The Phantom Rescue Team shuts down patrols -, South Georgia News, Weather, Sports

The Phantom Rescue Team shuts down patrols

By Wainwright Jeffers - bio | email

December 30, 2008

ALBANY, GA (WALB) - A group of Albany citizens got together to try to reduce crime in the community.

The Phantom Rescue Team started patrolling businesses and trying to help at-risk youth, last week, the patrolling stopped.

County officials cited the team for operating without a business license, and the volunteer crime fighters are upset.

On December 23rd, Dougherty County Police issued four citations against the organizer and shut down his patrols.

It's been almost a year since a group of volunteers started patrolling the streets of Albany and calling police when they saw crimes in progress.

"We decided to come forward we decided to help," said Joe Sierra, Phantom Rescue Team.

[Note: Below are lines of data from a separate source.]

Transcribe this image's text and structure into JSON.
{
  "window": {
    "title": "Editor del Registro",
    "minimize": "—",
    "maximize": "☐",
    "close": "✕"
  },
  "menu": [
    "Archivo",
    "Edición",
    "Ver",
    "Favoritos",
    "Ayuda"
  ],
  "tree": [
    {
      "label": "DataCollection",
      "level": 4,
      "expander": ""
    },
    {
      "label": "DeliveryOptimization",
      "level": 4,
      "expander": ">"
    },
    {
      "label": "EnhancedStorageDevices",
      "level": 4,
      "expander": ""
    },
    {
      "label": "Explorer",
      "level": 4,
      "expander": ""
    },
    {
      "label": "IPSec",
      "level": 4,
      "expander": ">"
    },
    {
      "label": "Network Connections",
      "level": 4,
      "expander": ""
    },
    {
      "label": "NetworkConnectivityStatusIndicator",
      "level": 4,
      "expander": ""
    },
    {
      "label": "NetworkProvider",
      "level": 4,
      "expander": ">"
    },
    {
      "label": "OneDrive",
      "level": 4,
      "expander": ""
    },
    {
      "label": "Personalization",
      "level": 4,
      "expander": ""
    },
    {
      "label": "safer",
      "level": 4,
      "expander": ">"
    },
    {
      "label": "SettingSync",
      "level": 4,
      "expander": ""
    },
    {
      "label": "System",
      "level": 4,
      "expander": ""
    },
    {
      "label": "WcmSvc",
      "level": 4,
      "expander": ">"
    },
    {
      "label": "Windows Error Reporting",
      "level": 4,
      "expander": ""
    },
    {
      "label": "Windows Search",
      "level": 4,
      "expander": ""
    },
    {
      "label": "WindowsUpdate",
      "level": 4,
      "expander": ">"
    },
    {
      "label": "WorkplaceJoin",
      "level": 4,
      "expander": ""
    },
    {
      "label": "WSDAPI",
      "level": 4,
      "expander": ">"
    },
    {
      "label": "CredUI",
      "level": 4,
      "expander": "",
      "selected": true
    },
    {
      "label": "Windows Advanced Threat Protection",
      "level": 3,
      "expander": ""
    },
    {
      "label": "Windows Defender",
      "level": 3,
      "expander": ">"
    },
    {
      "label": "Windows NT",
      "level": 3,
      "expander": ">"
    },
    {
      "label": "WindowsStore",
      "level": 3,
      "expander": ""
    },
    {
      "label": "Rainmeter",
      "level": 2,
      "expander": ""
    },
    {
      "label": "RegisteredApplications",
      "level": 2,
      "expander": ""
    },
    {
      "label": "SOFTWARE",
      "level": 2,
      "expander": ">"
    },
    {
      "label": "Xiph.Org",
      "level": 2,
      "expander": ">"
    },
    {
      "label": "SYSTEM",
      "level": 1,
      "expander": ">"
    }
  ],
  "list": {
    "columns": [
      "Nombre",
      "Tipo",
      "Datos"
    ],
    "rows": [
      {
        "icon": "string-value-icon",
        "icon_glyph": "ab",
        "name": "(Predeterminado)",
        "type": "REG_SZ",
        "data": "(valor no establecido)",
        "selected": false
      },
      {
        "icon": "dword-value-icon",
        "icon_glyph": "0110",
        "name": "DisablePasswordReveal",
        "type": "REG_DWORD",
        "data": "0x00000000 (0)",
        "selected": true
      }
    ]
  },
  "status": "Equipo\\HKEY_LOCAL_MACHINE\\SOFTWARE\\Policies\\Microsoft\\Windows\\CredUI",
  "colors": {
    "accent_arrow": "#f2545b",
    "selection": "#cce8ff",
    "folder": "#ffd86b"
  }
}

But county officials say the way they're doing it is wrong. They issued citations for Joe Sierra to appear in court for not having a business or security license and other violations.

Sierra said when the organization started everything was ok. "We had our vehicles inspected, all the officers said you're good, your vehicle is good your uniform is fine, you're not breaking any laws," said Chief Don Cheek, Dougherty Co. Police Dept.

But County police Chief Don Cheek says they operated like a business, asking for money in return for services. "Program B we will escort business owners to and from their vehicles in the evening, a $100 monthly donation for each business," said Cheek

Organizers say the requested donations simply helped cover operational costs.

"You have expenses, you have fuel, we were able to purchase radios, we were handling the east side and the west side," said Sierra.

"When they provide you a sheet that provide different options for services, they're doing business." Chief Cheek said the department also got complaints from county citizens about PRT.

"When they start putting on uniforms putting on badges, driving police type vehicles, you've gone beyond being a neighborhood volunteer group," said Cheek.

"We're not Al Capone that's not something we did, it's not like you're not going to get any protection unless you pay us," said Sierra.

Sierra contends his organization is being unfairly targeted for simply trying to help. "My information was there was a private meeting between APD and the County, and next thing I know is that I'm the bad guy and they need to hang me."

PRT had grown to patrolling 50 plus businesses.

Another concern of law enforcement was that some members patrolling were also carrying firearms.

The chief says they didn't have the proper permits to carry weapons for the kind of operation they were running.

Ben Sierra said he will try to fight for his volunteer organization to remain just that, because he's not running a security operation. But right now he has no legal representation.

Chief Cheek says if Phantom Rescue Team gets all of the required licenses and permits, he has no problem with them operating in the county.